# I am not ... suddenly challenged by you



## einy

Hello, English only speakers. Please see a short abstract below.

How do you understand the last phase of the example given below - "...and suddenly challenged by you"?   Please explain in other words.

Thank you!

--------------------------

Добрый день,

Есть известная цитата из фильма "Волк" с Николсоном:

*Will Randall:* You know, I think I understand what you're like now. You're very beautiful and you think men are only interested in you because you're beautiful, but you want them to be interested in you because you're you. The problem is, aside from all that beauty, you're not very interesting. You're rude, you're hostile, you're sullen, you're withdrawn. I know you want someone to look past all that at the real person underneath but the only reason anyone would bother to look past all that is because you're beautful. Ironic, isn't it? In an odd way you're your own problem.

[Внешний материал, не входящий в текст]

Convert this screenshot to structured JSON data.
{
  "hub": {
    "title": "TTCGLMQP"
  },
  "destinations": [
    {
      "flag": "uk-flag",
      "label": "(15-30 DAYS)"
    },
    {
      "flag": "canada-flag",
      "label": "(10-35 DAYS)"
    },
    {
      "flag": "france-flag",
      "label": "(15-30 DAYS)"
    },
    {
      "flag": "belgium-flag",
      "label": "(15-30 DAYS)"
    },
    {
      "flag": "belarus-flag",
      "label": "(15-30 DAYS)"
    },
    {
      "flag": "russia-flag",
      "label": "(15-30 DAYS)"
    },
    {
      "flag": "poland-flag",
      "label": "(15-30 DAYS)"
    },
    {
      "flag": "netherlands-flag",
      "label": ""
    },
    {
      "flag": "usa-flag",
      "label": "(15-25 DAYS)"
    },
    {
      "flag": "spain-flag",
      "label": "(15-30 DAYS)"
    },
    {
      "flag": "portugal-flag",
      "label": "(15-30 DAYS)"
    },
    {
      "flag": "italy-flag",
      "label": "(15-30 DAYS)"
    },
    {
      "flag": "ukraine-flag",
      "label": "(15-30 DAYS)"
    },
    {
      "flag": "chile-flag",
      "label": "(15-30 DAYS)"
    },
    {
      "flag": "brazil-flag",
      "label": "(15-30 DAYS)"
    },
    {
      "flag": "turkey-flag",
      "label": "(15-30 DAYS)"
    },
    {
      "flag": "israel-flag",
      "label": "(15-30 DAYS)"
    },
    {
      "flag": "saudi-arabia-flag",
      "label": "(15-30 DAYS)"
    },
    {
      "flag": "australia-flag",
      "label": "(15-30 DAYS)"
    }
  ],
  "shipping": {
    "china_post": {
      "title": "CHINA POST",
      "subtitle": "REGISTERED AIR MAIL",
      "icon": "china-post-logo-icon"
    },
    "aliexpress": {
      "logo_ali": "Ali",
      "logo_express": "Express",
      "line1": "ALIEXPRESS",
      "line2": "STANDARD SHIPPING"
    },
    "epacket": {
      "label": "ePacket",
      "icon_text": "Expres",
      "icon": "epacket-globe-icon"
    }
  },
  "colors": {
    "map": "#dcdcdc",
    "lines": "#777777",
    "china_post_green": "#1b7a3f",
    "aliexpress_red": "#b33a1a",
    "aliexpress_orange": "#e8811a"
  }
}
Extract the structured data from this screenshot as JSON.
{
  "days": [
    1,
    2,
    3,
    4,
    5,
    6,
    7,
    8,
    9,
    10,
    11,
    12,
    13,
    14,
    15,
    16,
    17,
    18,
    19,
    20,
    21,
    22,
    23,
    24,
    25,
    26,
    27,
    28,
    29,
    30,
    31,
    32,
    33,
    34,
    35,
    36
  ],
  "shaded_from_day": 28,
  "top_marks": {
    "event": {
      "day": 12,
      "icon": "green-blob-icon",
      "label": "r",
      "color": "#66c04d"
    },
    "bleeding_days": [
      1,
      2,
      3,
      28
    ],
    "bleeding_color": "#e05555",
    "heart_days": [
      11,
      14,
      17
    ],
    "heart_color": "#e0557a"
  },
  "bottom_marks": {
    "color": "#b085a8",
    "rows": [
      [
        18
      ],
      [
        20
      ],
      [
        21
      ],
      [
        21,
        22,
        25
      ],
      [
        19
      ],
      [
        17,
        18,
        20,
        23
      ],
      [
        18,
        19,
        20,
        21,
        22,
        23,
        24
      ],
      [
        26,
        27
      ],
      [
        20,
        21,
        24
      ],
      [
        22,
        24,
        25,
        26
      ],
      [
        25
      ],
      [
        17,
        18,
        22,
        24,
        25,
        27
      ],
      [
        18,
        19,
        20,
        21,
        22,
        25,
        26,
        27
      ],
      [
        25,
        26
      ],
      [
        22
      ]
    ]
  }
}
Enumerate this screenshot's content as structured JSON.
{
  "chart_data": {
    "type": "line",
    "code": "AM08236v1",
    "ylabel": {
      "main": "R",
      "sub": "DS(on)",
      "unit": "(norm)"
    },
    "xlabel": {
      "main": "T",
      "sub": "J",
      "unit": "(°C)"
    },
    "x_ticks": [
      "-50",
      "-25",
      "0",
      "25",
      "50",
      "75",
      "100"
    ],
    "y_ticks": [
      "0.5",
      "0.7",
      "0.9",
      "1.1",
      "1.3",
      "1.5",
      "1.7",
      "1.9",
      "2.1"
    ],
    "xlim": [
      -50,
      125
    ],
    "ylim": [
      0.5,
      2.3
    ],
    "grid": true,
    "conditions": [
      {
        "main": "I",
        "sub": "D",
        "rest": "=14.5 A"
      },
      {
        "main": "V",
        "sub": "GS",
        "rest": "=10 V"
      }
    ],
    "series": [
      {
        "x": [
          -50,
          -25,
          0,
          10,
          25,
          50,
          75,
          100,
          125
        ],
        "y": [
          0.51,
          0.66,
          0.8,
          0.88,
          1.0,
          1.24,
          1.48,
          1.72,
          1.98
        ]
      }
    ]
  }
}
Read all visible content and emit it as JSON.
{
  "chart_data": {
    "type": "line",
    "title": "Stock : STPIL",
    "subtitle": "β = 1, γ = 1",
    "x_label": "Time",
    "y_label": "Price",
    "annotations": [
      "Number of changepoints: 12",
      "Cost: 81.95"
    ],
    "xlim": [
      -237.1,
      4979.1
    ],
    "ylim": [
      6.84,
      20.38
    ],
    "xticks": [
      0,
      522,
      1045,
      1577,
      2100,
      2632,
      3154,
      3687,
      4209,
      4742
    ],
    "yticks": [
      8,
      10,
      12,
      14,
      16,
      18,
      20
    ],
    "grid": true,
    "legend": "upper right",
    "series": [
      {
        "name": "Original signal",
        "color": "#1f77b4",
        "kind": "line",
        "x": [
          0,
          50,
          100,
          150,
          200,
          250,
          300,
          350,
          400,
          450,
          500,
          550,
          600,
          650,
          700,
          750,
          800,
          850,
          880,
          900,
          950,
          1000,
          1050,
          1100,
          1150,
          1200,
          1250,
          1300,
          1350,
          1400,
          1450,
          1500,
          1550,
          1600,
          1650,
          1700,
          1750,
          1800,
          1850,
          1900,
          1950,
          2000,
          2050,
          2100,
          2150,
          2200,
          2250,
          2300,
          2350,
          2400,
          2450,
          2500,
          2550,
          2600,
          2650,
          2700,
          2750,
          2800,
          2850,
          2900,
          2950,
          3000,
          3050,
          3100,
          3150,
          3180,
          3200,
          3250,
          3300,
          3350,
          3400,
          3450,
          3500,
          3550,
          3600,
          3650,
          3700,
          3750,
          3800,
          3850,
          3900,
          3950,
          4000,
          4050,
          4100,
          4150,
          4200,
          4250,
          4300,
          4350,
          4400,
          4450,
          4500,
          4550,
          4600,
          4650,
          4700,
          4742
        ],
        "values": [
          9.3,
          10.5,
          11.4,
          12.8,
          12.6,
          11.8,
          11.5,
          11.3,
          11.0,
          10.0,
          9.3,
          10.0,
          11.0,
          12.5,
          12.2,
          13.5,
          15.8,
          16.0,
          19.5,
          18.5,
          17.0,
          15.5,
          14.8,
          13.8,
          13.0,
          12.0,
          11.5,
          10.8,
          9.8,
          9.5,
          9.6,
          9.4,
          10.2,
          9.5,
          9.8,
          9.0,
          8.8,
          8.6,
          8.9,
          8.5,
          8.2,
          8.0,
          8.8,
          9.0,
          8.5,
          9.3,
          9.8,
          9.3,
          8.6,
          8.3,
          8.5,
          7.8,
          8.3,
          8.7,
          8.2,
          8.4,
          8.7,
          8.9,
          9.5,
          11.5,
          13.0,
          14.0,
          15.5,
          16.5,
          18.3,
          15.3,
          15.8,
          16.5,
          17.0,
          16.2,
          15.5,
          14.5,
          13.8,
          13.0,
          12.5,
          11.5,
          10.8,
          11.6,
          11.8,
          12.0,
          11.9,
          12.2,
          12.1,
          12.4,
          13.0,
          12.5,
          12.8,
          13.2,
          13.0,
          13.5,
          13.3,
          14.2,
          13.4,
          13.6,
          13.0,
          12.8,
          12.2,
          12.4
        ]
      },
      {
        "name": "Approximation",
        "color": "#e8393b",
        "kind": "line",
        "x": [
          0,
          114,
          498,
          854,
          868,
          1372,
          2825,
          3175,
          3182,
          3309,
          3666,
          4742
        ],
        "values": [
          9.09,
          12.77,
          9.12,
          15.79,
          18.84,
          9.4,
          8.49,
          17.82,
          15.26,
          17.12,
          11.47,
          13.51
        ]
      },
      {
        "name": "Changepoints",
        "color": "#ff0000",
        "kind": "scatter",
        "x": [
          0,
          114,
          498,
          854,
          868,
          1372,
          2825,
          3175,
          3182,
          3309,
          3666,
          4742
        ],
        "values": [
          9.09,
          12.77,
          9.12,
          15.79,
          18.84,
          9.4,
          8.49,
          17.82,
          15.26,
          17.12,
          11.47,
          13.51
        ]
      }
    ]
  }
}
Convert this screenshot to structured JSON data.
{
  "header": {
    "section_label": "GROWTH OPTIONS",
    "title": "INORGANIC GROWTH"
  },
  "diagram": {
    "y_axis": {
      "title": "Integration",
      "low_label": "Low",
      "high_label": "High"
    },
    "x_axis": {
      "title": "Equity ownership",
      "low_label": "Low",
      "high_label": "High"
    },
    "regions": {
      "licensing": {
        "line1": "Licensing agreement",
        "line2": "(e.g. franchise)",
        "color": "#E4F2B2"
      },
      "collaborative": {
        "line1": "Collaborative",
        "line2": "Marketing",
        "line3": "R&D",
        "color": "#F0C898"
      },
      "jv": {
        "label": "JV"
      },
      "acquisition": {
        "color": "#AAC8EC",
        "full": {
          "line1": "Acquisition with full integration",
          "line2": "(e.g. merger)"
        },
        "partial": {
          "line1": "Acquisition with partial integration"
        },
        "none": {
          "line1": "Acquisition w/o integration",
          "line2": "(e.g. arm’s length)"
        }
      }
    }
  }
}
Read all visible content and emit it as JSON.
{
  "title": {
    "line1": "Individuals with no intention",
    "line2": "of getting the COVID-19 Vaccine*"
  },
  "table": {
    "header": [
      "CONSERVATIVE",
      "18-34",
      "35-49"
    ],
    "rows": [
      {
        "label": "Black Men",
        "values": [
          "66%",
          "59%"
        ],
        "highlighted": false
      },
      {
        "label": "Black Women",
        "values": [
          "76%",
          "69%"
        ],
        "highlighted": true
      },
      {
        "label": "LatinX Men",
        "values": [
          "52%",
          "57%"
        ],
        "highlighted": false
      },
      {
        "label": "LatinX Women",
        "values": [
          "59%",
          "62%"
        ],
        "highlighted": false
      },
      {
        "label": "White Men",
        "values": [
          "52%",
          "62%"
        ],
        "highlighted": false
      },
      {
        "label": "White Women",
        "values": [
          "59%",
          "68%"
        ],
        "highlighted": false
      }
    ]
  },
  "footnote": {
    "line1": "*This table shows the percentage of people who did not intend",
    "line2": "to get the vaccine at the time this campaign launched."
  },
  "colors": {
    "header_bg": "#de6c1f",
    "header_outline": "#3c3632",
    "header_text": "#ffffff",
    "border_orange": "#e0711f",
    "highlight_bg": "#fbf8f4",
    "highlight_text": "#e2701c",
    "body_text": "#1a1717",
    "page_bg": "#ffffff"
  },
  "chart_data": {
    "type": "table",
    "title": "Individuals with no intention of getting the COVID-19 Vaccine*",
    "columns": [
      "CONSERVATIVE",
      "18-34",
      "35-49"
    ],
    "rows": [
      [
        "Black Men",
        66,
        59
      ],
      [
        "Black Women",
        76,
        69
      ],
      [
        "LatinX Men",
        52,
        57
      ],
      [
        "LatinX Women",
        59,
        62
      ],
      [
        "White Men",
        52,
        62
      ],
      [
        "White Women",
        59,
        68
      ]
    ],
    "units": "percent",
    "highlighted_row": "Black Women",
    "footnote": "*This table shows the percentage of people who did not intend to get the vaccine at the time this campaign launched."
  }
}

*Laura:* Sorry. Wrong line. I am not taken aback by your keen insight and suddenly challenged by you.

Все остальное понятно, но подскажите, каков смысл "...and suddenly challenged by you"?

Как перевести всю эту последнюю фразу и слово "Сhallenged": 

- что-то с "сомневаться"?
- что-то с "ставить задачу/пытаться" ( сблизиться с героиней)?
- что-то с "бросать вызов"?
- что-то с "возражать"?

Или дело вообще в сюжете фильма и контекст понять не поможет?

Спасибо!


----------



## rusita preciosa

einy said:


> - что-то с "сомневаться"?
> - что-то с "ставить задачу/пытаться" ( сблизиться с героиней)?
> - что-то с "бросать вызов"?
> - что-то с "возражать"?


Although I'm not an English-only speaker, the context if very clear to me. In this case *challenge* is the closest to *вызов*. I'm not sure how to translate it into Russian, other than something like *Я не боюсь Bашего вызова*.
 
There is no direct Russian equivalent for English *a challenge / to challenge*.


----------



## einy

То есть, "вы вовсе не поразили меня своими проницательным догадками обо мне, и вызова вашего я не боюсь!"  ?


----------



## rusita preciosa

If you want to keep the meaning of "suddenly", then *и вашего внезапного вызова я не боюсь* (although *suddenly* there refers to the fact of being challenged, not the challenge itself).


----------



## morzh

Another possibility:

"*И Ваш вызов меня не ошеломил*".


----------



## englishman

einy said:


> *Laura:* Sorry. Wrong line. I am not taken aback by your keen insight and suddenly challenged by you.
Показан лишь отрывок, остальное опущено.